1. Caddy version (caddy version
):
2.2.2
2. How I run Caddy:
Using caddy on a raspberry pi lite OS 32bit (based on debian), its run as a service that is setup and configured via a deployment script.
a. System environment:
raspbian lite OS. using systemd to start/manage custom build of caddy with plugins (caddy-auth-portal, caddy-auth-awt)
uname -a
Linux pidev 5.4.72-v7l+ #1356 SMP Thu Oct 22 13:57:51 BST 2020 armv7l GNU/Linux
systemd managing custom build of caddy with (via xcaddy) with plugins caddy-auth-portal, caddy-auth-awt, caddy-trace
b. Command:
systemctl start caddy
c. Service/unit/compose file:
[Unit]
Description=Caddy
Documentation=https://caddyserver.com/docs/
After=network.target network-online.target
Requires=network-online.target
[Service]
User=caddy
Group=caddy
#plugin modified caddy build for auth-portal and associated plugins
#/usr/bin/caddy now linked to /opt/caddy/releases/[current build]
ExecStart=/usr/bin/caddy run --environ --config /etc/caddy/Caddyfile
#ExecStart=/opt/caddy/bin/caddy_linux_arm7_custom run --environ --config /etc/caddy/Caddyfile
ExecReload=/usr/bin/caddy reload --config /etc/caddy/Caddyfile
#ExecReload=/opt/caddy/bin/caddy_linux_arm7_custom reload --config /etc/caddy/Caddyfile
TimeoutStopSec=5s
LimitNOFILE=1048576
LimitNPROC=512
PrivateTmp=true
ProtectSystem=full
AmbientCapabilities=CAP_NET_BIND_SERVICE
[Install]
WantedBy=multi-user.target
d.
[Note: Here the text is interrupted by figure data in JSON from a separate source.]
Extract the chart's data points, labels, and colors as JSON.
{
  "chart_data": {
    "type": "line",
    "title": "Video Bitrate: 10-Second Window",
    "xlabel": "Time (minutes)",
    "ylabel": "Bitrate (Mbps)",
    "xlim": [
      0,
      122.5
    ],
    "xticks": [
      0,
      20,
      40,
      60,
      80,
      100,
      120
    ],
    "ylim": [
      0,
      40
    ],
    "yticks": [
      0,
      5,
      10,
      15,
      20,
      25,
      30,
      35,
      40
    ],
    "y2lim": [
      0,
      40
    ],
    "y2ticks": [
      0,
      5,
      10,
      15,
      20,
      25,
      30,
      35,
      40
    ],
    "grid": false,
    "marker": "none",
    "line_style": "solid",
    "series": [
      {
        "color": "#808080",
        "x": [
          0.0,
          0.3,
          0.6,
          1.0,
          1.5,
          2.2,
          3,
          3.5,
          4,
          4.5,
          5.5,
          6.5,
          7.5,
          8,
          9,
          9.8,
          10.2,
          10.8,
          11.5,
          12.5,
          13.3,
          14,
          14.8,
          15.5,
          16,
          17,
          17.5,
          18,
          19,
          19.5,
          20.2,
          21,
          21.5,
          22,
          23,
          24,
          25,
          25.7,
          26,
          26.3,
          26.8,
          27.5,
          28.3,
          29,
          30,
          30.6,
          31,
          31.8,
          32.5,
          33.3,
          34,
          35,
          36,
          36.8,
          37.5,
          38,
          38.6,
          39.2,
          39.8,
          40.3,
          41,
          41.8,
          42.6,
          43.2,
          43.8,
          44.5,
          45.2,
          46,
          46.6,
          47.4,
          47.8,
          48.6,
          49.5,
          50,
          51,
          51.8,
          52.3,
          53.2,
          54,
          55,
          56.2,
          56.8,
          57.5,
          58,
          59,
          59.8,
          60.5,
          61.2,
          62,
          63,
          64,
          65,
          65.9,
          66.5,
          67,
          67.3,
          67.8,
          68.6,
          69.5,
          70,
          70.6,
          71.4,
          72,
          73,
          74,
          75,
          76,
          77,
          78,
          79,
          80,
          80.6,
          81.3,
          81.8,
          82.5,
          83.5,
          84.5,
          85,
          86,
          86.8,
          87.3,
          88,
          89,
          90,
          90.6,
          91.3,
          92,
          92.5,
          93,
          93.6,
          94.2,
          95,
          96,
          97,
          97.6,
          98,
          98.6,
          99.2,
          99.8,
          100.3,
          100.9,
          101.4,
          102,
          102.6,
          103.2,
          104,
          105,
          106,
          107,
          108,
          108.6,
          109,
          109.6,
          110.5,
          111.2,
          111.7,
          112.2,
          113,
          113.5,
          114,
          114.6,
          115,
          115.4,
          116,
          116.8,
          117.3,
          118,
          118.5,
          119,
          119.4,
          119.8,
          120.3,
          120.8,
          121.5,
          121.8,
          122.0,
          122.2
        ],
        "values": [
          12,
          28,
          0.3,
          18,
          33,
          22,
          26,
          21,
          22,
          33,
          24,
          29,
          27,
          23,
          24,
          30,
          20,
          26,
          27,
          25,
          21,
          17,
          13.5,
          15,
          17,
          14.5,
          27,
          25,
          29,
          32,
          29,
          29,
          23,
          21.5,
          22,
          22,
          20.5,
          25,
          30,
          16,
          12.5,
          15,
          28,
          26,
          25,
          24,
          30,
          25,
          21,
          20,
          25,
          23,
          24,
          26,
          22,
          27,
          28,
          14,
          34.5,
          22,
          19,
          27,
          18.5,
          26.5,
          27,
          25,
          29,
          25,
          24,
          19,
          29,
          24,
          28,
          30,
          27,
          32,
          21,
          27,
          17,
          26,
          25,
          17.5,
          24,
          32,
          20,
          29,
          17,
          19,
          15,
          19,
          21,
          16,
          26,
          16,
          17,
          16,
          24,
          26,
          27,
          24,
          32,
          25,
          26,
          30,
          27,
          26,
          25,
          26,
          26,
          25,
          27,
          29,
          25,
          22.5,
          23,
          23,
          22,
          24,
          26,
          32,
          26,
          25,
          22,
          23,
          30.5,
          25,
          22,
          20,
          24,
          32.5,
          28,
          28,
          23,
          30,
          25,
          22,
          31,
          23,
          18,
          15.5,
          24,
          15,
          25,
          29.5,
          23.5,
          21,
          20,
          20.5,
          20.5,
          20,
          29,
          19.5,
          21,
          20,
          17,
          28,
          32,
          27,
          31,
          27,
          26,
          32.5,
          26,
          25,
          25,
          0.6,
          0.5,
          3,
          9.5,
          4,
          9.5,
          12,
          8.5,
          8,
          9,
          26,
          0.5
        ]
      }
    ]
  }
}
My complete Caddyfile or JSON config:
{
storage file_system {
root /opt/caddy/storage
}
local_certs
http_port 80
https_port 443
}
https://elite-pidev.emdemo.int.elite-env.com, https://10.252.252.20 {
# caddy-auth-portal with local db config
log {
level INFO
format console
output file /var/log/caddy/caddy.log
}
# caddy auth portal login
route /auth* {
auth_portal {
path /auth
backends {
local_backend {
method local
path /opt/caddy/assets/conf/local/auth/user_db.json
realm local
}
}
}
}
# custom webapp running on port 1080 route
route /* {
jwt {
primary yes
trusted_tokens {
static_secret {
token_name access_token
token_secret AnExampleSecretString123
}
}
enable claim headers
}
reverse_proxy http://localhost:1080
}
route /version* {
respond * "2.0.0-a" 200
}
route {
redir https://host.example.com/auth 302
}
}
3. The problem I’m having:
I’m trying to figure out how to use the caddy “respond” or any other function to display header information within the browser for the connected user’s request.
I’m well aware of dev tools and logging solutions, for our situation we need to have a simpler method (troubleshooting training) to quickly check what currently is being presented in a client connection.
The idea is to have caddy serve a route, “debug” for example that can be used to in real time display the current authenticated user’s header information.
I’m imagining that the entry in the Caddyfile under the server instance would look something like:
route /debug* {
jwt {
enable claim headers
}
respond "[some magic string for expanding specific header values]" 200
{
The jwt directive is providing the headers for the authenticated user, the question is does caddy have a way to display them or do we need to fall back to a web page programatically doing it behind the proxy?
4. Error messages and/or full log output:
I’ve not tested yet as I cant find reference other than the “Respond” documentation page. It indicates static content, I’m hoping there is a way to provide the info dynamically, or there is some other directive I’m not realizing is useful…
5. What I already tried:
Its not clear if there is some form of macro expansion for caddy that can be expressed from this configuration. If not we can fall back to a web page behind caddy to do it.